Do they come in peace? Don't make me laugh. As David (Jeff Goldblum), a broadcast technician and computer whiz, soon discovers, they are using our own satellite system to time an attack.

How does he know that? Because his laptop receives the signal and displays it as a digital readout. As the hours and minutes tick down toward Armageddon, I had only one question: Why are the aliens using hours and minutes? Does their home planet have exactly the same length of day and year as ours? How very nice.

“Independence Day” is not just an inheritor of the 1950s flying saucer genre, it's a virtual retread--right down to the panic in the streets, as terrified extras flee toward the camera and the skyscrapers frame a horrible sight behind them. Like those old B movies, the alien threat is intercut with lots of little stories involving colorful characters, who are chosen for their ethnic, occupational and sexual diversity. Representing the human race here are not only David the tech head and the president, but also assorted blacks, Jews, Arabs, Brits, exotic dancers, homosexuals, cute kids, generals, drunken crop dusters, tight-lipped defense secretaries and “The McLaughlin Group. “There is not a single character in the movie who doesn't wear an invisible label.

Although the special effects in “Independence Day” are elaborate and pervasive, they aren't outstanding. The giant saucers area dark, looming presence at the top of a lot of shots, big but dull, and the smaller “fighter” saucers used by the aliens are a disappointment--clunky, squat little gray jobs that look recycled out of ancient Rocket Men of Mars adventures.
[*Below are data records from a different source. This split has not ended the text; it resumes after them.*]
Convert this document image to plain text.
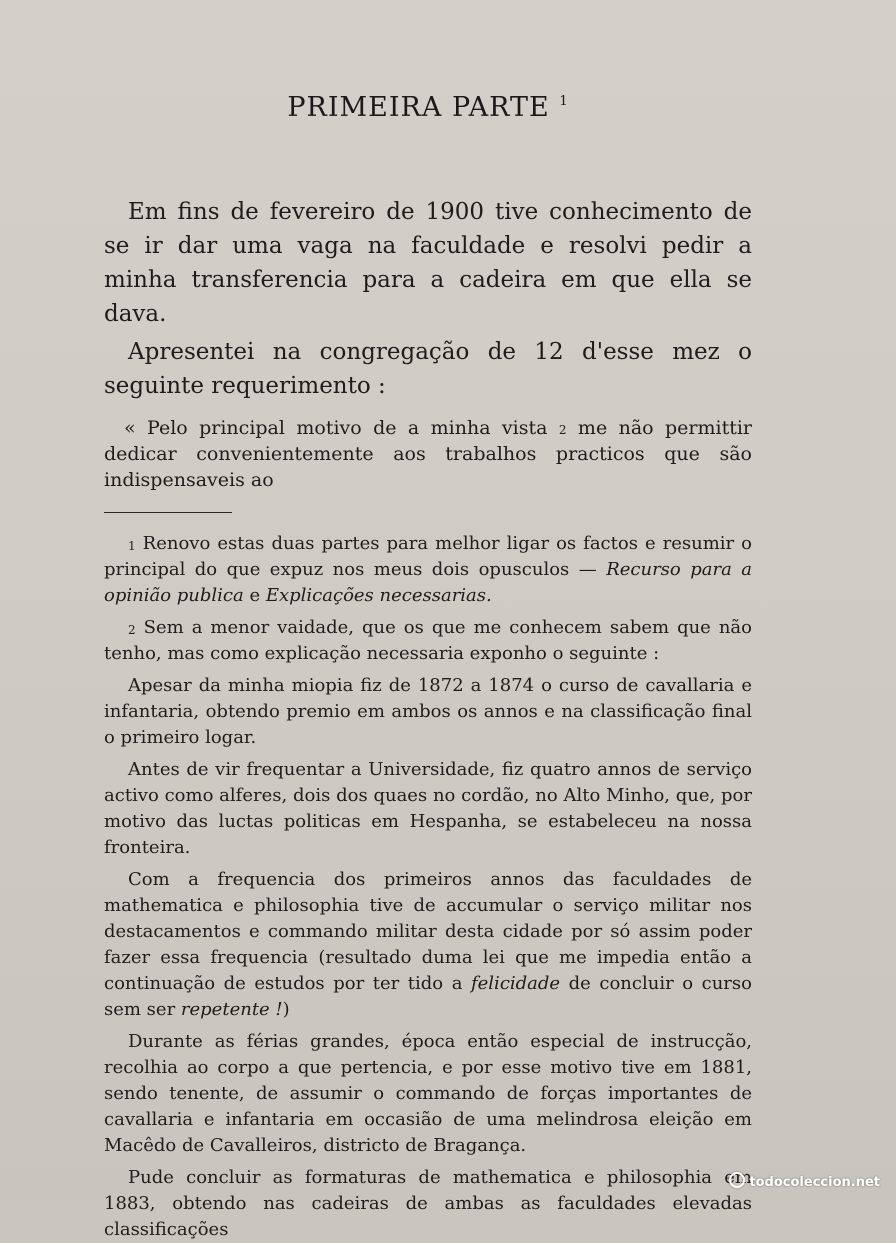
PRIMEIRA PARTE $^1$

Em fins de fevereiro de 1900 tive conhecimento de se ir dar uma vaga na faculdade e resolvi pedir a minha transferencia para a cadeira em que ella se dava.

Apresentei na congregação de 12 d'esse mez o seguinte requerimento :

« Pelo principal motivo de a minha vista $^2$ me não permittir dedicar convenientemente aos trabalhos practicos que são indispensaveis ao

$^1$ Renovo estas duas partes para melhor ligar os factos e resumir o principal do que expuz nos meus dois opusculos — Recurso para a opinião publica e Explicações necessarias.

$^2$ Sem a menor vaidade, que os que me conhecem sabem que não tenho, mas como explicação necessaria exponho o seguinte :

Apesar da minha miopia fiz de 1872 a 1874 o curso de cavallaria e infantaria, obtendo premio em ambos os annos e na classificação final o primeiro logar.

Antes de vir frequentar a Universidade, fiz quatro annos de serviço activo como alferes, dois dos quaes no cordão, no Alto Minho, que, por motivo das luctas politicas em Hespanha, se estabeleceu na nossa fronteira.

Com a frequencia dos primeiros annos das faculdades de mathematica e philosophia tive de accumular o serviço militar nos destacamentos e commando militar desta cidade por só assim poder fazer essa frequencia (resultado duma lei que me impedia então a continuação de estudos por ter tido a felicidade de concluir o curso sem ser repetente !)

Durante as férias grandes, época então especial de instrucção, recolhia ao corpo a que pertencia, e por esse motivo tive em 1881, sendo tenente, de assumir o commando de forças importantes de cavallaria e infantaria em occasião de uma melindrosa eleição em Macêdo de Cavalleiros, districto de Bragança.

Pude concluir as formaturas de mathematica e philosophia em 1883, obtendo nas cadeiras de ambas as faculdades elevadas classificações

todocoleccion.net
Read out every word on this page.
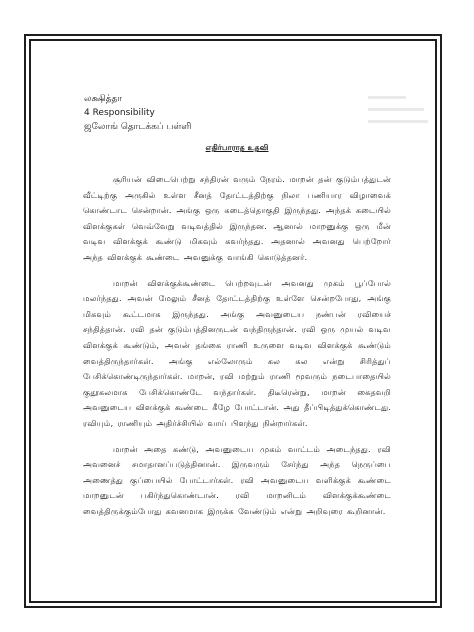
லக்ஷித்தா
4 Responsibility
ஜலோங் தொடக்கப் பள்ளி
எதிர்பாராத உதவி

சூரியன் விடைபெற்று சந்திரன் வரும் நேரம். மாறன் தன் குடும்பத்துடன் வீட்டிற்கு அருகில் உள்ள சீனத் தோட்டத்திற்கு நிலா பணியார விழாவைக் கொண்டாட சென்றான். அங்கு ஒரு கடைத்தொகுதி இருந்தது. அந்தக் கடையில் விளக்குகள் வெவ்வேறு வடிவத்தில் இருந்தன. ஆனால் மாறனுக்கு ஒரு மீன் வடிவ விளக்குக் கூண்டு மிகவும் கவர்ந்தது. அதனால் அவனது பெற்றோர் அந்த விளக்குக் கூண்டை அவனுக்கு வாங்கி கொடுத்தனர்.

மாறன் விளக்குக்கூண்டை பெற்றவுடன் அவனது முகம் பூப்போல் மலர்ந்தது. அவன் மேலும் சீனத் தோட்டத்திற்கு உள்ளே சென்றபோது, அங்கு மிகவும் கூட்டமாக இருந்தது. அங்கு அவனுடைய நண்பன் ரவியைச் சந்தித்தான். ரவி தன் குடும்பத்தினருடன் வந்திருந்தான். ரவி ஒரு முயல் வடிவ விளக்குக் கூண்டும், அவன் தங்கை ராணி உருளை வடிவ விளக்குக் கூண்டும் வைத்திருந்தார்கள். அங்கு எல்லோரும் கல கல என்று சிரித்துப் பேசிக்கொண்டிருந்தார்கள். மாறன், ரவி மற்றும் ராணி மூவரும் நடைபாதையில் குதூகலமாக பேசிக்கொண்டே வந்தார்கள். திடீரென்று, மாறன் கைதவறி அவனுடைய விளக்குக் கூண்டை கீழே போட்டான். அது தீப்பிடித்துக்கொண்டது. ரவியும், ராணியும் அதிர்ச்சியில் வாய் பிளந்து நின்றார்கள்.

மாறன் அதை கண்டு, அவனுடைய முகம் வாட்டம் அடைந்தது. ரவி அவனைச் சமாதானப்படுத்தினான். இருவரும் சேர்ந்து அந்த நெருப்பை அணைத்து குப்பையில் போட்டார்கள். ரவி அவனுடைய வளிக்குக் கூண்டை மாறனுடன் பகிர்ந்துகொண்டான். ரவி மாறனிடம் விளக்குக்கூண்டை வைத்திருக்கும்போது கவனமாக இருக்க வேண்டும் என்று அறிவுரை கூறினான்.
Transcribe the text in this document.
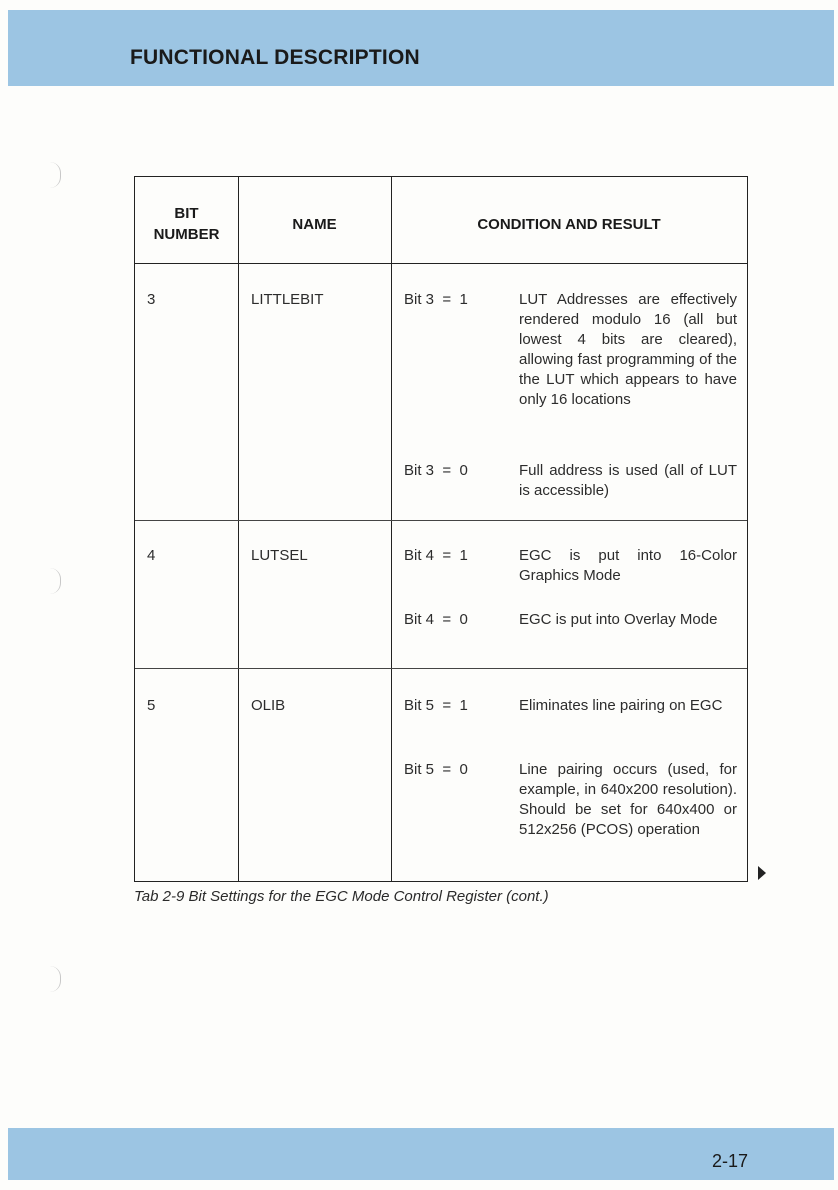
FUNCTIONAL DESCRIPTION
BIT
NUMBER
NAME	CONDITION AND RESULT
3	LITTLEBIT	Bit 3  =  1	LUT Addresses are effectively rendered modulo 16 (all but lowest 4 bits are cleared), allowing fast programming of the the LUT which appears to have only 16 locations
Bit 3  =  0	Full address is used (all of LUT is accessible)
4	LUTSEL	Bit 4  =  1	EGC is put into 16-Color Graphics Mode
Bit 4  =  0	EGC is put into Overlay Mode
5	OLIB	Bit 5  =  1	Eliminates line pairing on EGC
Bit 5  =  0	Line pairing occurs (used, for example, in 640x200 resolution). Should be set for 640x400 or 512x256 (PCOS) operation
Tab 2-9 Bit Settings for the EGC Mode Control Register (cont.)
2-17
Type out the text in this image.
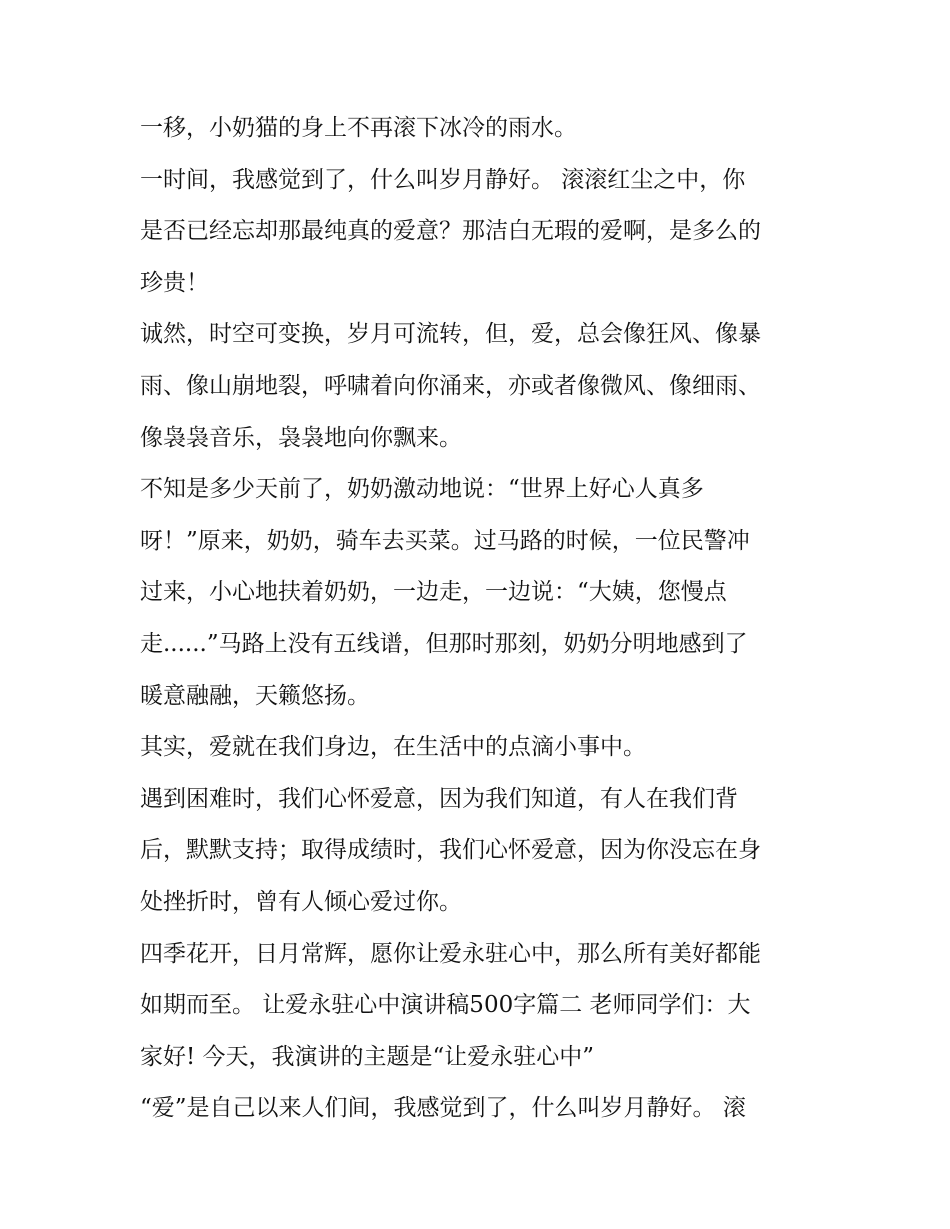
一移，小奶猫的身上不再滚下冰冷的雨水。
一时间，我感觉到了，什么叫岁月静好。 滚滚红尘之中，你
是否已经忘却那最纯真的爱意？那洁白无瑕的爱啊，是多么的
珍贵！
诚然，时空可变换，岁月可流转，但，爱，总会像狂风、像暴
雨、像山崩地裂，呼啸着向你涌来，亦或者像微风、像细雨、
像袅袅音乐，袅袅地向你飘来。
不知是多少天前了，奶奶激动地说：“世界上好心人真多
呀！”原来，奶奶，骑车去买菜。过马路的时候，一位民警冲
过来，小心地扶着奶奶，一边走，一边说：“大姨，您慢点
走......”马路上没有五线谱，但那时那刻，奶奶分明地感到了
暖意融融，天籁悠扬。
其实，爱就在我们身边，在生活中的点滴小事中。
遇到困难时，我们心怀爱意，因为我们知道，有人在我们背
后，默默支持；取得成绩时，我们心怀爱意，因为你没忘在身
处挫折时，曾有人倾心爱过你。
四季花开，日月常辉，愿你让爱永驻心中，那么所有美好都能
如期而至。 让爱永驻心中演讲稿500字篇二 老师同学们：大
家好! 今天，我演讲的主题是“让爱永驻心中”
“爱”是自己以来人们间，我感觉到了，什么叫岁月静好。 滚
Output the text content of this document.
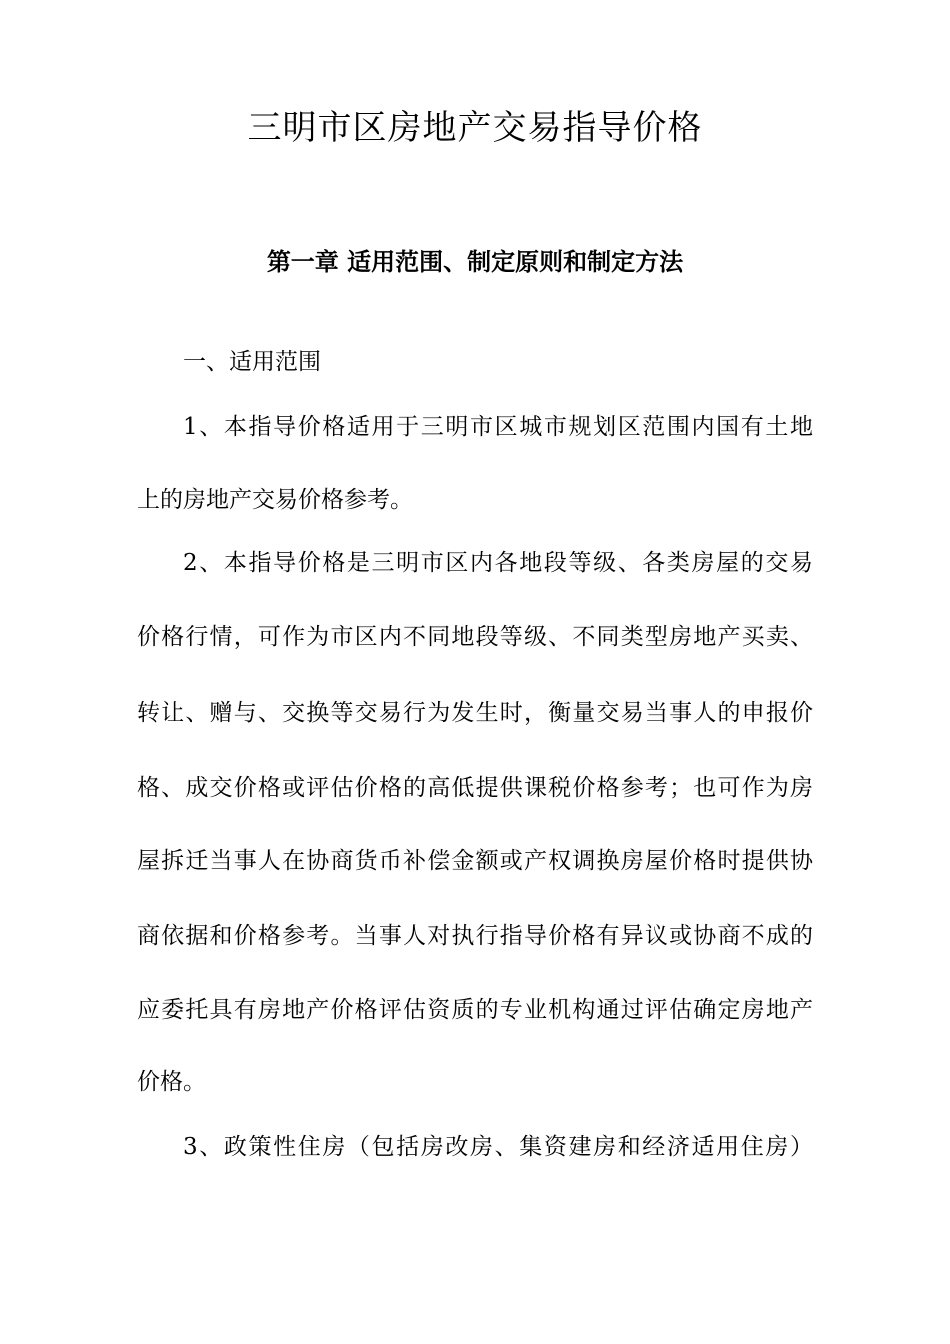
三明市区房地产交易指导价格
第一章 适用范围、制定原则和制定方法

一、适用范围

1、本指导价格适用于三明市区城市规划区范围内国有土地

上的房地产交易价格参考。

2、本指导价格是三明市区内各地段等级、各类房屋的交易

价格行情，可作为市区内不同地段等级、不同类型房地产买卖、

转让、赠与、交换等交易行为发生时，衡量交易当事人的申报价

格、成交价格或评估价格的高低提供课税价格参考；也可作为房

屋拆迁当事人在协商货币补偿金额或产权调换房屋价格时提供协

商依据和价格参考。当事人对执行指导价格有异议或协商不成的

应委托具有房地产价格评估资质的专业机构通过评估确定房地产

价格。

3、政策性住房（包括房改房、集资建房和经济适用住房）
When the aliens attack, there are shots of the White House and the Empire State Building getting blowed up real good, but if these creatures can field a spaceship a fourth the size of the moon, why do they bother engaging in aerial dogfights with the U.S. Air Force? And why don't they blow up everything at once? Or knock out the Internet with a neutron bomb, instead of simply causing snow and static on TV screens? And why don't the humans react more? At one point, the news comes that New York, Washington and Los Angeles have been destroyed, and is there grief? Despair? Anguish? Speculation about what that will mean for professional sports? Not a bit--the characters nod and hurry on to the next scene.